More services at lower cost One of the keys to working with WiMax and the precursors to this technology is to exploit the new applications offered by wireless broadband. VOIP is a key service for the TowerStream chief.
“The WiMAX Forum has been very proactive, not just with fixed but with mobile as well, in supporting VOIP,” notes Thompson, who adds that WiMax vendors have SOHO/CPE units with SIP ports onboard. Session Initial Protocol (SIP) is the code that enables an IP call setup over these networks. Indeed SOMA Networks Inc. showed Unstrung a pre-WiMax unit with RJ jacks for home phones here at the show.
“It enables us to offer products that did not exist in the past,” says the TowerStream boss.

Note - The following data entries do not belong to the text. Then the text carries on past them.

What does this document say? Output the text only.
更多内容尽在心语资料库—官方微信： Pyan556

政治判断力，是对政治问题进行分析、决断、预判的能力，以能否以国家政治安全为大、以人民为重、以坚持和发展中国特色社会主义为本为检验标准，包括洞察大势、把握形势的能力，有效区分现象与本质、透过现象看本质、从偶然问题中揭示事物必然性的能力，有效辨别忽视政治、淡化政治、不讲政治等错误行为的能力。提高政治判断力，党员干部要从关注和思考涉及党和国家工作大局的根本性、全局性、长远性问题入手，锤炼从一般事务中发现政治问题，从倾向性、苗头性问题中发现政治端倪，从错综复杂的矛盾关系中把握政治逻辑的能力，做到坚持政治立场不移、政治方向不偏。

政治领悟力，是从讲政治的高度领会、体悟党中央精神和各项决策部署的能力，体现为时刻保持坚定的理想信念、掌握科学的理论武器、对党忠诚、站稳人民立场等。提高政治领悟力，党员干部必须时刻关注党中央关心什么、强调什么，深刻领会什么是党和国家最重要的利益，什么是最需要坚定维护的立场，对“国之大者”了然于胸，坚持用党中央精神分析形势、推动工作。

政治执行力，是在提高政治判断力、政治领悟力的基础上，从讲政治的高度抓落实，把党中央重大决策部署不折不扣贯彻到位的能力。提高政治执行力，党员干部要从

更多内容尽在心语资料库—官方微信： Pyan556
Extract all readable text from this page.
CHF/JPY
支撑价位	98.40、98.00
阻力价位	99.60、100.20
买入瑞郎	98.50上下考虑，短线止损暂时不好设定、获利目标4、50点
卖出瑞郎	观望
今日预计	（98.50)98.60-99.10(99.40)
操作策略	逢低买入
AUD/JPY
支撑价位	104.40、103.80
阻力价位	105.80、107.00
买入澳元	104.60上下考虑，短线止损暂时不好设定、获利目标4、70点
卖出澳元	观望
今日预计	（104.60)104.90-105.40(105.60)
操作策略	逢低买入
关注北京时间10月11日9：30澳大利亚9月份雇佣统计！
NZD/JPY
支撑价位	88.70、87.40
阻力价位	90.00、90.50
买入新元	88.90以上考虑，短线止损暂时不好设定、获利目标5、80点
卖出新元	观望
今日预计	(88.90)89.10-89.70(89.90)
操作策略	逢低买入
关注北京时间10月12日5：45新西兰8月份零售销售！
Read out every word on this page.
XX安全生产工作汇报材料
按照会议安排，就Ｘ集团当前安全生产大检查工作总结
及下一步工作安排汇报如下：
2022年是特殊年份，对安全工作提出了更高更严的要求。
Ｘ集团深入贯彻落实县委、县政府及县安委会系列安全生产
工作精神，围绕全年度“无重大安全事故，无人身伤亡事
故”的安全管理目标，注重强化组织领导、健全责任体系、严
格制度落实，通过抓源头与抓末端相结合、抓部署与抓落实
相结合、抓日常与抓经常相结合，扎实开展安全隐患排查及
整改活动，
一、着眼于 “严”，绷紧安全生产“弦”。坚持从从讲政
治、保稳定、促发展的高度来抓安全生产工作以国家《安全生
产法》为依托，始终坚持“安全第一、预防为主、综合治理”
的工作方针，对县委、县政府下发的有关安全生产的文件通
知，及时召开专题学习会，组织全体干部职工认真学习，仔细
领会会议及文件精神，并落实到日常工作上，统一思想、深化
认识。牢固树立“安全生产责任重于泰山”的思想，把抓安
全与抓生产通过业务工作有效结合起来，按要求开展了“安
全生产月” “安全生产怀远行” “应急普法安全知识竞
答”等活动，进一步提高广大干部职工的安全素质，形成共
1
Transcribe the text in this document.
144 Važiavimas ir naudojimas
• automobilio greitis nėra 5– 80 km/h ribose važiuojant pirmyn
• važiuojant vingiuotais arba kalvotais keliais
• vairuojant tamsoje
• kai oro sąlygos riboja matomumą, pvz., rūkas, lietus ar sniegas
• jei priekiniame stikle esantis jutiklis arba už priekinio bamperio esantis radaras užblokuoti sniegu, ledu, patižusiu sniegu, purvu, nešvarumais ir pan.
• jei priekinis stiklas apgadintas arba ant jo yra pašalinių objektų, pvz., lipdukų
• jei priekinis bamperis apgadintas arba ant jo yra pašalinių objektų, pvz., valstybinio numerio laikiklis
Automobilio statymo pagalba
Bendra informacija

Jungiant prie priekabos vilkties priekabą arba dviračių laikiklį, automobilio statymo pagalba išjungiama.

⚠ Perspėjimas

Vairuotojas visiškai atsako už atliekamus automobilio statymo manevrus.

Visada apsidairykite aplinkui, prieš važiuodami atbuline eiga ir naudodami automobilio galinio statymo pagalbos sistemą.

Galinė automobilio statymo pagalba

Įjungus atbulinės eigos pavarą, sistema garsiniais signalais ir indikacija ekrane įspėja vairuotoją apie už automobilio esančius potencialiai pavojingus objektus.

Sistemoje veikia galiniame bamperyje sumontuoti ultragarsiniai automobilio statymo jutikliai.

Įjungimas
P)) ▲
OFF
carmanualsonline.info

Spectrum? No problem Interestingly, Thompson has a unique take on the issue of the availability of licensed WiMax spectrum in the U.S., something that many talking heads say could dog the adoption of the technology over here.
TowerStream has always used unlicensed spectrum for its services, and Thompson doesn’t expect that to change any time soon. “We’ve got plenty of spectrum now... and in my opinion, the spectrum is the most polluted it has ever been right now. I think it’s actually going to get better."
Part of this improvement will be precipitated by the arrival of the first wave of standardized WiMax equipment in 2006, Thompson reckons, because wireless channel sizes will be more regular, predictable, and quite possibly smaller. “We’ll get rid of the some of the weird 30MHz channels from the proprietary guys,” he chuckles. “Things are actually going to improve.”